Senior author Ashish Deshmukh, Ph.D., co-leader of the Cancer Control Research Program at Hollings, noted that white parents, regardless of whether they were advantaged or disadvantaged, showed a “pervasive” lack of intent to vaccinate.
Given that just over half of all adolescents are white, their parents’ vaccination decisions have a significant impact on the herd immunity of the entire age group.
“It has implications at the population level because if most adolescents are white and from middle- or high-income families, and if their parents perceive the vaccine not to be safe, then that impacts vaccine coverage,” Sonawane said.
Previous studies have indicated that minority parents were more likely to accept the vaccine and perceive the threat of HPV infection to be greater.
They are not necessarily wrong – Black and Hispanic women have higher rates of both incidence and death from cervical cancer, which is almost always caused by HPV.
At the same time, Deshmukh has published studies over the past year showing that incidence rates of cervical cancer are increasing among white women in low-income counties and among women in their early 30s.
Problems accessing preventive care and treatment could be behind the higher death rates of all of these groups.
The HPV vaccine was first approved in 2006.
It is recommended for adolescents but can be given as a catch-up vaccine up to age 26.
Because HPV is so widespread – the Centers for Disease Control and Prevention notes that nearly everyone will be exposed at some point – the recommendation is to give the vaccine well before one is likely to be exposed.

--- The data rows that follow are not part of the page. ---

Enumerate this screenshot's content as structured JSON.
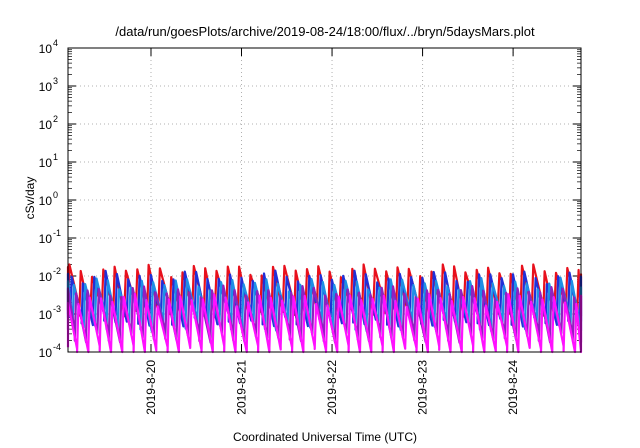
{
  "chart_data": {
    "type": "line",
    "title": "/data/run/goesPlots/archive/2019-08-24/18:00/flux/../bryn/5daysMars.plot",
    "xlabel": "Coordinated Universal Time (UTC)",
    "ylabel": "cSv/day",
    "yscale": "log",
    "ylim": [
      0.0001,
      10000
    ],
    "xlim": [
      "2019-08-19T02:00",
      "2019-08-24T18:00"
    ],
    "grid": true,
    "x_ticks": [
      "2019-8-20",
      "2019-8-21",
      "2019-8-22",
      "2019-8-23",
      "2019-8-24"
    ],
    "y_ticks": [
      {
        "base": "10",
        "exp": "-4"
      },
      {
        "base": "10",
        "exp": "-3"
      },
      {
        "base": "10",
        "exp": "-2"
      },
      {
        "base": "10",
        "exp": "-1"
      },
      {
        "base": "10",
        "exp": "0"
      },
      {
        "base": "10",
        "exp": "1"
      },
      {
        "base": "10",
        "exp": "2"
      },
      {
        "base": "10",
        "exp": "3"
      },
      {
        "base": "10",
        "exp": "4"
      }
    ],
    "sawtooth_period_hours": 3,
    "series": [
      {
        "color": "#e8101c",
        "peak": 0.015,
        "trough": 0.0014,
        "phase_hours": 0.0
      },
      {
        "color": "#2030d8",
        "peak": 0.01,
        "trough": 0.0008,
        "phase_hours": 0.6
      },
      {
        "color": "#1e8fe6",
        "peak": 0.0065,
        "trough": 0.0006,
        "phase_hours": 1.2
      },
      {
        "color": "#9020c0",
        "peak": 0.004,
        "trough": 0.0003,
        "phase_hours": 1.8
      },
      {
        "color": "#ff10ff",
        "peak": 0.0025,
        "trough": 0.00012,
        "phase_hours": 2.4
      }
    ]
  }
}
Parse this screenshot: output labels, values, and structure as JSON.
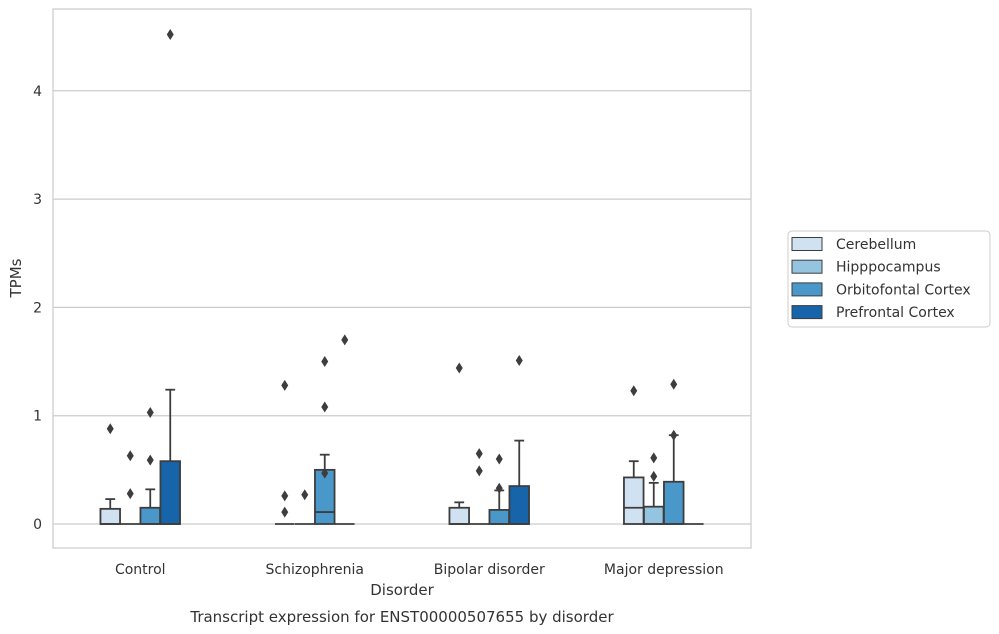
{
  "chart_data": {
    "type": "boxplot",
    "title": "",
    "caption": "Transcript expression for ENST00000507655 by disorder",
    "xlabel": "Disorder",
    "ylabel": "TPMs",
    "ylim": [
      -0.22,
      4.75
    ],
    "yticks": [
      0,
      1,
      2,
      3,
      4
    ],
    "grid": "horizontal",
    "legend_position": "right",
    "categories": [
      "Control",
      "Schizophrenia",
      "Bipolar disorder",
      "Major depression"
    ],
    "series": [
      {
        "name": "Cerebellum",
        "color": "#d0e1f2",
        "boxes": [
          {
            "q1": 0,
            "median": 0,
            "q3": 0.14,
            "whisker_low": 0,
            "whisker_high": 0.23,
            "outliers": [
              0.88
            ]
          },
          {
            "q1": 0,
            "median": 0,
            "q3": 0,
            "whisker_low": 0,
            "whisker_high": 0,
            "outliers": [
              0.11,
              0.26,
              1.28
            ]
          },
          {
            "q1": 0,
            "median": 0,
            "q3": 0.15,
            "whisker_low": 0,
            "whisker_high": 0.2,
            "outliers": [
              1.44
            ]
          },
          {
            "q1": 0,
            "median": 0.15,
            "q3": 0.43,
            "whisker_low": 0,
            "whisker_high": 0.58,
            "outliers": [
              1.23
            ]
          }
        ]
      },
      {
        "name": "Hipppocampus",
        "color": "#94c4df",
        "boxes": [
          {
            "q1": 0,
            "median": 0,
            "q3": 0,
            "whisker_low": 0,
            "whisker_high": 0,
            "outliers": [
              0.28,
              0.63
            ]
          },
          {
            "q1": 0,
            "median": 0,
            "q3": 0,
            "whisker_low": 0,
            "whisker_high": 0,
            "outliers": [
              0.27
            ]
          },
          {
            "q1": 0,
            "median": 0,
            "q3": 0,
            "whisker_low": 0,
            "whisker_high": 0,
            "outliers": [
              0.49,
              0.65
            ]
          },
          {
            "q1": 0,
            "median": 0,
            "q3": 0.16,
            "whisker_low": 0,
            "whisker_high": 0.38,
            "outliers": [
              0.44,
              0.61
            ]
          }
        ]
      },
      {
        "name": "Orbitofontal Cortex",
        "color": "#4a98c9",
        "boxes": [
          {
            "q1": 0,
            "median": 0,
            "q3": 0.15,
            "whisker_low": 0,
            "whisker_high": 0.32,
            "outliers": [
              0.59,
              1.03
            ]
          },
          {
            "q1": 0,
            "median": 0.11,
            "q3": 0.5,
            "whisker_low": 0,
            "whisker_high": 0.64,
            "outliers": [
              0.47,
              1.08,
              1.5
            ]
          },
          {
            "q1": 0,
            "median": 0,
            "q3": 0.13,
            "whisker_low": 0,
            "whisker_high": 0.31,
            "outliers": [
              0.33,
              0.6
            ]
          },
          {
            "q1": 0,
            "median": 0,
            "q3": 0.39,
            "whisker_low": 0,
            "whisker_high": 0.82,
            "outliers": [
              0.82,
              1.29
            ]
          }
        ]
      },
      {
        "name": "Prefrontal Cortex",
        "color": "#1764ab",
        "boxes": [
          {
            "q1": 0,
            "median": 0,
            "q3": 0.58,
            "whisker_low": 0,
            "whisker_high": 1.24,
            "outliers": [
              4.52
            ]
          },
          {
            "q1": 0,
            "median": 0,
            "q3": 0,
            "whisker_low": 0,
            "whisker_high": 0,
            "outliers": [
              1.7
            ]
          },
          {
            "q1": 0,
            "median": 0,
            "q3": 0.35,
            "whisker_low": 0,
            "whisker_high": 0.77,
            "outliers": [
              1.51
            ]
          },
          {
            "q1": 0,
            "median": 0,
            "q3": 0,
            "whisker_low": 0,
            "whisker_high": 0,
            "outliers": []
          }
        ]
      }
    ]
  }
}
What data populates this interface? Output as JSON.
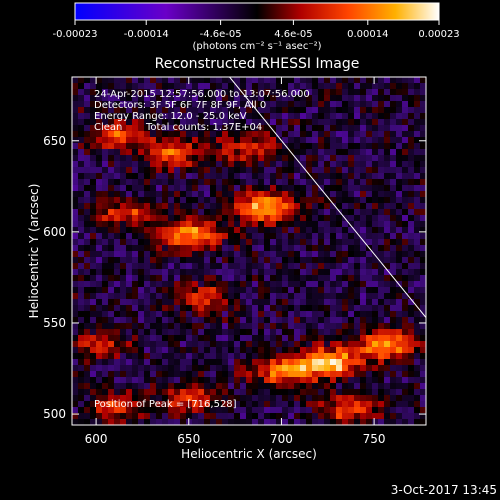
{
  "colorbar": {
    "tick_labels": [
      "-0.00023",
      "-0.00014",
      "-4.6e-05",
      "4.6e-05",
      "0.00014",
      "0.00023"
    ],
    "tick_values": [
      -0.00023,
      -0.00014,
      -4.6e-05,
      4.6e-05,
      0.00014,
      0.00023
    ],
    "range": [
      -0.00023,
      0.00023
    ],
    "unit_label": "(photons cm⁻² s⁻¹ asec⁻²)",
    "colors": [
      "#0000ff",
      "#6a00c8",
      "#000000",
      "#b00000",
      "#ff4400",
      "#ffb000",
      "#ffffff"
    ]
  },
  "chart_data": {
    "type": "heatmap",
    "title": "Reconstructed RHESSI Image",
    "xlabel": "Heliocentric X (arcsec)",
    "ylabel": "Heliocentric Y (arcsec)",
    "xlim": [
      587,
      778
    ],
    "ylim": [
      494,
      685
    ],
    "xticks": [
      600,
      650,
      700,
      750
    ],
    "xtick_labels": [
      "600",
      "650",
      "700",
      "750"
    ],
    "yticks": [
      500,
      550,
      600,
      650
    ],
    "ytick_labels": [
      "500",
      "550",
      "600",
      "650"
    ],
    "annotations": [
      "24-Apr-2015 12:57:56.000 to 13:07:56.000",
      "Detectors: 3F 5F 6F 7F 8F 9F, All 0",
      "Energy Range: 12.0 - 25.0 keV",
      "Clean",
      "Total counts: 1.37E+04",
      "Position of Peak = [716,528]"
    ],
    "peak": [
      716,
      528
    ],
    "limb_line": [
      [
        672,
        685
      ],
      [
        778,
        553
      ]
    ],
    "bright_regions": [
      {
        "x": 610,
        "y": 655,
        "level": 0.55
      },
      {
        "x": 640,
        "y": 645,
        "level": 0.6
      },
      {
        "x": 680,
        "y": 648,
        "level": 0.55
      },
      {
        "x": 615,
        "y": 612,
        "level": 0.5
      },
      {
        "x": 650,
        "y": 600,
        "level": 0.85
      },
      {
        "x": 690,
        "y": 615,
        "level": 0.9
      },
      {
        "x": 655,
        "y": 565,
        "level": 0.5
      },
      {
        "x": 600,
        "y": 540,
        "level": 0.45
      },
      {
        "x": 725,
        "y": 530,
        "level": 1.0
      },
      {
        "x": 755,
        "y": 540,
        "level": 0.9
      },
      {
        "x": 700,
        "y": 525,
        "level": 0.75
      },
      {
        "x": 650,
        "y": 510,
        "level": 0.55
      },
      {
        "x": 610,
        "y": 505,
        "level": 0.5
      },
      {
        "x": 735,
        "y": 505,
        "level": 0.6
      }
    ]
  },
  "footer": {
    "date": "3-Oct-2017 13:45"
  }
}
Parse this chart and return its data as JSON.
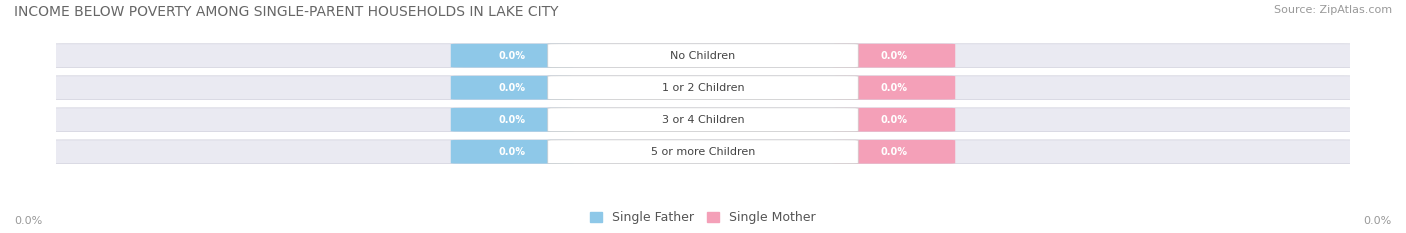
{
  "title": "INCOME BELOW POVERTY AMONG SINGLE-PARENT HOUSEHOLDS IN LAKE CITY",
  "source": "Source: ZipAtlas.com",
  "categories": [
    "No Children",
    "1 or 2 Children",
    "3 or 4 Children",
    "5 or more Children"
  ],
  "father_values": [
    0.0,
    0.0,
    0.0,
    0.0
  ],
  "mother_values": [
    0.0,
    0.0,
    0.0,
    0.0
  ],
  "father_color": "#8ec8e8",
  "mother_color": "#f4a0b8",
  "bar_bg_color": "#e8e8f0",
  "title_fontsize": 10,
  "source_fontsize": 8,
  "legend_fontsize": 9,
  "background_color": "#ffffff",
  "left_axis_label": "0.0%",
  "right_axis_label": "0.0%",
  "legend_father": "Single Father",
  "legend_mother": "Single Mother"
}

However, after discussion with a doctor, it can be given to adults up to age 45.
There are hundreds of strains of HPV, most of which the human body will clear on its own.
Some of those strains, however, can go on to develop into cervical, head and neck, anal, penile, vaginal or vulvar cancer.
Sonawane said that future studies may further subdivide the advantaged group by income or education.
This study included a middle group, in which the parents either had less than a high school education or made less than 200% of the federal poverty level.
In that mixed group, the researchers found that a higher education level contributed to HPV vaccine hesitancy more than income.